Ogni volta che raccomando di entrare in aula sorridenti ricevo la stessa obiezione e la stessa domanda.
“capisco, ma a volte non è proprio possibile. Problemi a casa, nottate infernali, dolori fisici, ci sono mattine in cui il sorriso e l’entusiasmo non vengono proprio. Cosa posso fare?”

Ci sono due possibili soluzioni:
1.       Tecnica del “fare pulizia”
2.       Tecnica del teatro
Tecnica del “fare pulizia”
È la modalità con cui si apre una sessione di coaching.
La definizione nasce dal fatto che si fa, letteralmente, pulizia di tutto ciò che può essere disturbante per la sessione stessa.

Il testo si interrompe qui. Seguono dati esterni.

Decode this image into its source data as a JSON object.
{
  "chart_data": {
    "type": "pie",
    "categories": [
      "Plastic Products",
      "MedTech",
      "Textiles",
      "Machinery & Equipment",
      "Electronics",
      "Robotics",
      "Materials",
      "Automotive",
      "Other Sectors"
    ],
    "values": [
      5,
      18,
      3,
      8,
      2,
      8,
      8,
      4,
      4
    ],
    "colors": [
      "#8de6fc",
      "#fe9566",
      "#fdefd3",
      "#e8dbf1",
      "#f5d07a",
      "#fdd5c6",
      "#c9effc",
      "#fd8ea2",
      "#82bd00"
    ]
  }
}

In pratica il coach esordisce con un saluto classico: “Ciao. Come va?” La risposta può essere breve o avviare una lunga serie di lamentele (che dopo pochi secondo viene opportunamente interrotta).
A questo punto il coach riprende le redini della sessione e potrebbe affermare:
“Io ho avuto una nottata infernale e ora ho un po’ di mal di testa. Comunque adesso chiudo la porta e chiudiamo fuori dalla porta tutti i problemi e le questioni che esulano dal nostro lavoro e ci concentriamo sulla sessione. Sei d’accordo?”.
In pratica, per tornare al mondo scolastico, l’insegnante può segnalare la sua fragilità umana e comunicare che ha mal di testa, mal di denti, o un qualunque problema familiare, chiedendo quindi per quel giorno maggiore silenzio e rispetto agli alunni.
Ma non deve fermarsi qui!
L’elemento educativo sta nel segnalare i problemi aggiungendo la rimozione temporanea del problema, o il suo accantonamento, per svolgere il proprio compito.
Se vi limitate a chiedere silenzio perché avete mal di testa (soffro di emicranie: so bene che ci sono giorni in cui si sta davvero male) segnalate ai vostri alunni una possibilità di fuga che poi non troveranno quasi mai nella vita e nel mondo del lavoro.

Se invece comunicate che il problema verrà chiuso fuori dalla porta per tutto il tempo necessario otterrete ugualmente la comprensione (e il maggior silenzio), ma li educherete anche a superare le loro difficoltà quando è indispensabile.
Tecnica del teatro
Questa non è una definizione o una tecnica da manuale, ma uno strumento (preso dalla psicodinamica) che poggia sull’atteggiamento mentale.
Se un problema vi assilla, se siete in uno stato di malessere, può accadere che “lo spettacolo debba continuare” e voi non possiate esimervi.
A questo punto, se siamo in ballo conviene ballare.
E allora perché non cambiare prospettiva di pensiero?
“ho avuto una nottata infernale. Non riuscivo a dormire. Per fortuna oggi ho due re di lezione in cui posso distrarmi dai miei problemi”
“ho un mal di testa incredibile. Ora mi concentro sulla lezione da fare anziché sul dolore, così lo dimentico per un po’”.
Provateci: funziona!
D’altra parte tutte le volte che l’influenza vi scoppia proprio nel giorno libero, anche se covava da giorni, avete inconsciamente messo in atto esattamente questo atteggiamento.